Russia Seeks Return Of Diplomatic Assets In France

Russia said on Wednesday that it had the right to retaliate against France as it pursued a legal battle to unblock diplomatic accounts frozen in a commercial trade dispute.

A Swiss trading company persuaded a French court in May to block Russian embassy accounts because of alleged unpaid debts relating to oil-for-food contracts signed in 1991 and 1992.

Moscow said the ruling broke diplomatic immunity conventions and the Russian ambassador to Paris, Nikolai Afanasyevsky, told French television on Wednesday that Russia's lower house of parliament had called for the seizure of French property.

At an appeals court hearing on Wednesday, a Russian foreign ministry representative said Russia was not threatening France, but added that Moscow was very dissatisfied with the situation.

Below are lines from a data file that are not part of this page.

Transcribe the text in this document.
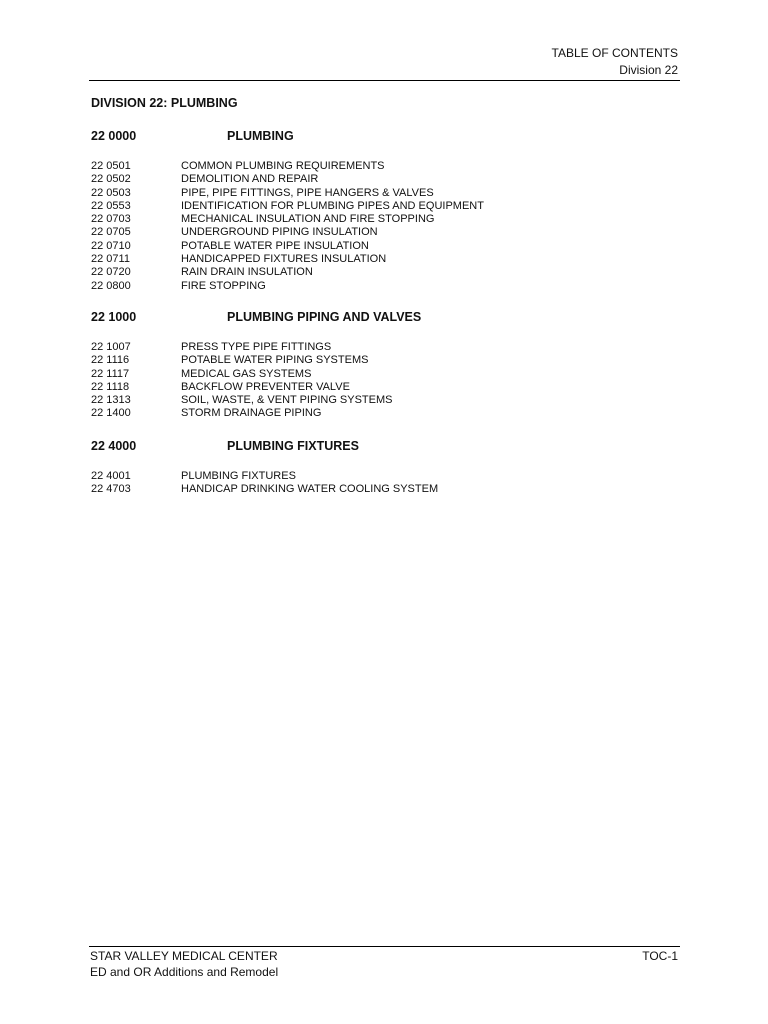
TABLE OF CONTENTS
Division 22
DIVISION 22: PLUMBING
22 0000	PLUMBING
22 0501	COMMON PLUMBING REQUIREMENTS
22 0502	DEMOLITION AND REPAIR
22 0503	PIPE, PIPE FITTINGS, PIPE HANGERS & VALVES
22 0553	IDENTIFICATION FOR PLUMBING PIPES AND EQUIPMENT
22 0703	MECHANICAL INSULATION AND FIRE STOPPING
22 0705	UNDERGROUND PIPING INSULATION
22 0710	POTABLE WATER PIPE INSULATION
22 0711	HANDICAPPED FIXTURES INSULATION
22 0720	RAIN DRAIN INSULATION
22 0800	FIRE STOPPING
22 1000	PLUMBING PIPING AND VALVES
22 1007	PRESS TYPE PIPE FITTINGS
22 1116	POTABLE WATER PIPING SYSTEMS
22 1117	MEDICAL GAS SYSTEMS
22 1118	BACKFLOW PREVENTER VALVE
22 1313	SOIL, WASTE, & VENT PIPING SYSTEMS
22 1400	STORM DRAINAGE PIPING
22 4000	PLUMBING FIXTURES
22 4001	PLUMBING FIXTURES
22 4703	HANDICAP DRINKING WATER COOLING SYSTEM
STAR VALLEY MEDICAL CENTER
ED and OR Additions and Remodel
TOC-1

"Under international law, we have the right to retaliation," Kiril Gevorgyan,deputy director at the Russian foreign ministry's legal department, told Reuters at the hearing.

"But we are not threatening the French with such an uncivilized act as freezing their diplomatic accounts," he said.

Wednesday's hearing was suspended until next Monday to give the court time to weigh a separate ruling made on July 24 which had suggested that Russian accounts should not be frozen until the complex appeals process had been exhausted.